The Dream of Gerontius at the Royal Festival Hall
This wonderful opera/oratorio by Sir Edward Elgar is a work in two parts for orchestra and voice and relates to the journey of a pious man’s soul from his death bed to his judgement before God. It was disastrously premiered in 1900 with the conductor, Dr Hans Richter, receiving his score in the very last minute before rehearsal. However, this debacle was the only dull note for this choral masterpiece, which was eventually performed outstandingly in Germany at the Lower Rhine Music Festival with its co-director, Richard Strauss, exclaiming Elgar as the ‘first English progressive musician’.
The works calls for a large orchestra, double chorus and top rate of soloists.
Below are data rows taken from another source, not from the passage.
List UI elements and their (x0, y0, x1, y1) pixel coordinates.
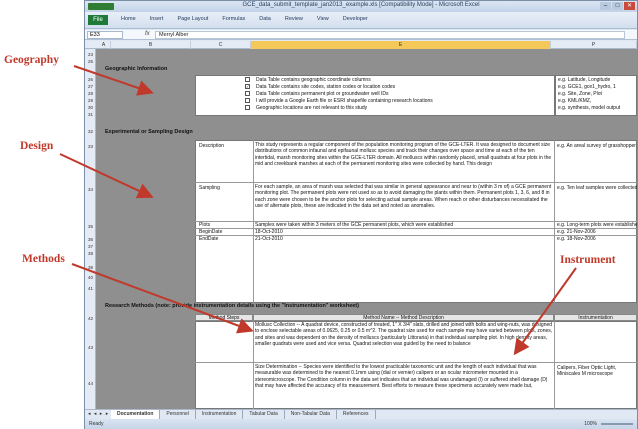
geography-arrow (73, 65, 154, 96)
design-arrow (59, 153, 154, 199)
methods-arrow (71, 263, 254, 334)
annotation-arrows (59, 65, 577, 356)
instrument-arrow (513, 267, 577, 356)
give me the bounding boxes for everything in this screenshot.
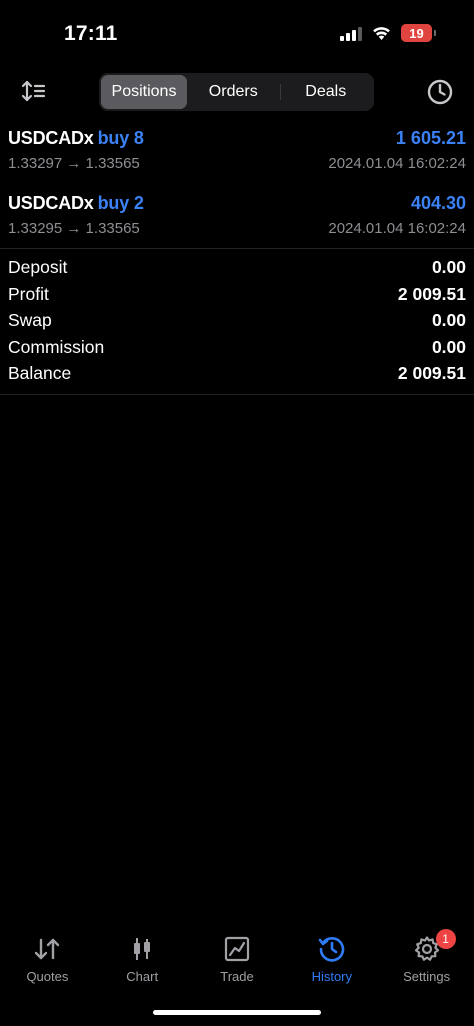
summary-row-profit: Profit 2 009.51 — [0, 281, 474, 308]
position-time: 2024.01.04 16:02:24 — [328, 155, 466, 172]
battery-level: 19 — [401, 24, 432, 42]
summary-label: Swap — [8, 310, 52, 331]
summary-value: 0.00 — [431, 257, 466, 277]
summary-label: Balance — [8, 363, 72, 384]
summary-label: Commission — [8, 336, 105, 357]
status-bar: 17:11 19 — [0, 0, 474, 60]
position-profit: 1 605.21 — [395, 128, 466, 148]
quotes-arrows-icon — [32, 934, 62, 964]
divider — [0, 394, 474, 395]
trade-chart-icon — [222, 934, 252, 964]
tab-label: Quotes — [26, 969, 69, 984]
tab-label: Chart — [126, 969, 159, 984]
tab-label: Settings — [403, 969, 451, 984]
tab-chart[interactable]: Chart — [95, 928, 190, 998]
home-indicator[interactable] — [153, 1010, 321, 1015]
history-toolbar: Positions Orders Deals — [0, 72, 474, 112]
tab-deals[interactable]: Deals — [279, 75, 373, 109]
status-time: 17:11 — [64, 22, 118, 45]
tab-label: Trade — [220, 969, 254, 984]
status-indicators: 19 — [340, 24, 436, 42]
summary-row-swap: Swap 0.00 — [0, 307, 474, 334]
history-clock-icon — [317, 934, 347, 964]
clock-icon[interactable] — [426, 78, 454, 106]
candlestick-icon — [127, 934, 157, 964]
summary-row-deposit: Deposit 0.00 — [0, 254, 474, 281]
position-profit: 404.30 — [410, 193, 466, 213]
tab-quotes[interactable]: Quotes — [0, 928, 95, 998]
tab-trade[interactable]: Trade — [190, 928, 285, 998]
summary-value: 2 009.51 — [397, 363, 466, 384]
segmented-control: Positions Orders Deals — [99, 73, 374, 111]
positions-list: USDCADx buy 8 1 605.21 1.33297 → 1.33565 … — [0, 122, 474, 252]
account-summary: Deposit 0.00 Profit 2 009.51 Swap 0.00 C… — [0, 254, 474, 387]
summary-row-balance: Balance 2 009.51 — [0, 360, 474, 387]
position-symbol: USDCADx buy 2 — [8, 193, 144, 213]
summary-label: Profit — [8, 283, 49, 304]
bottom-tab-bar: Quotes Chart Trade History 1 Settings — [0, 928, 474, 998]
battery-icon: 19 — [401, 24, 436, 42]
position-prices: 1.33297 → 1.33565 — [8, 155, 140, 172]
position-symbol: USDCADx buy 8 — [8, 128, 144, 148]
tab-history[interactable]: History — [284, 928, 379, 998]
summary-value: 0.00 — [431, 336, 466, 357]
tab-orders[interactable]: Orders — [187, 75, 280, 109]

In this case the wonderful choruses of the ENO and BBC singers came together under the guiding hand of the chorus master of James Henshaw and at times produced a spell-binding performance of great technique and sound. In many ways they were helped by the wonderful conducting of the Australian, Simone Young, who gave us a pacey but caring account of the glorious music. She really put every effort into ensuring the complete coordination between individual singers, the chorus and orchestra, with great attention to the dynamics and phrasing of Elgar’s sensitivity to the Victorian poem by Cardinal John Henry Newman.
Gwyn Hughes Jones sings the tenor role of Gerontius with an emotional ardour and ringing tone, backed by the Irish mezzo soprano of Patricia Bardon as the Angel, whose creamy incisive sounds flowed throughout the evening. The bass of Matthew Rose gave us the Priest and the Angel of Agony, with a splendid deep sound that filled the auditorium.
It was an outstanding evening of vocal deliverance, with the added bonus of the concept lighting by Lucy Carter, which after a tentative start in the first part came into its own with glorious effect in the second part of the evening.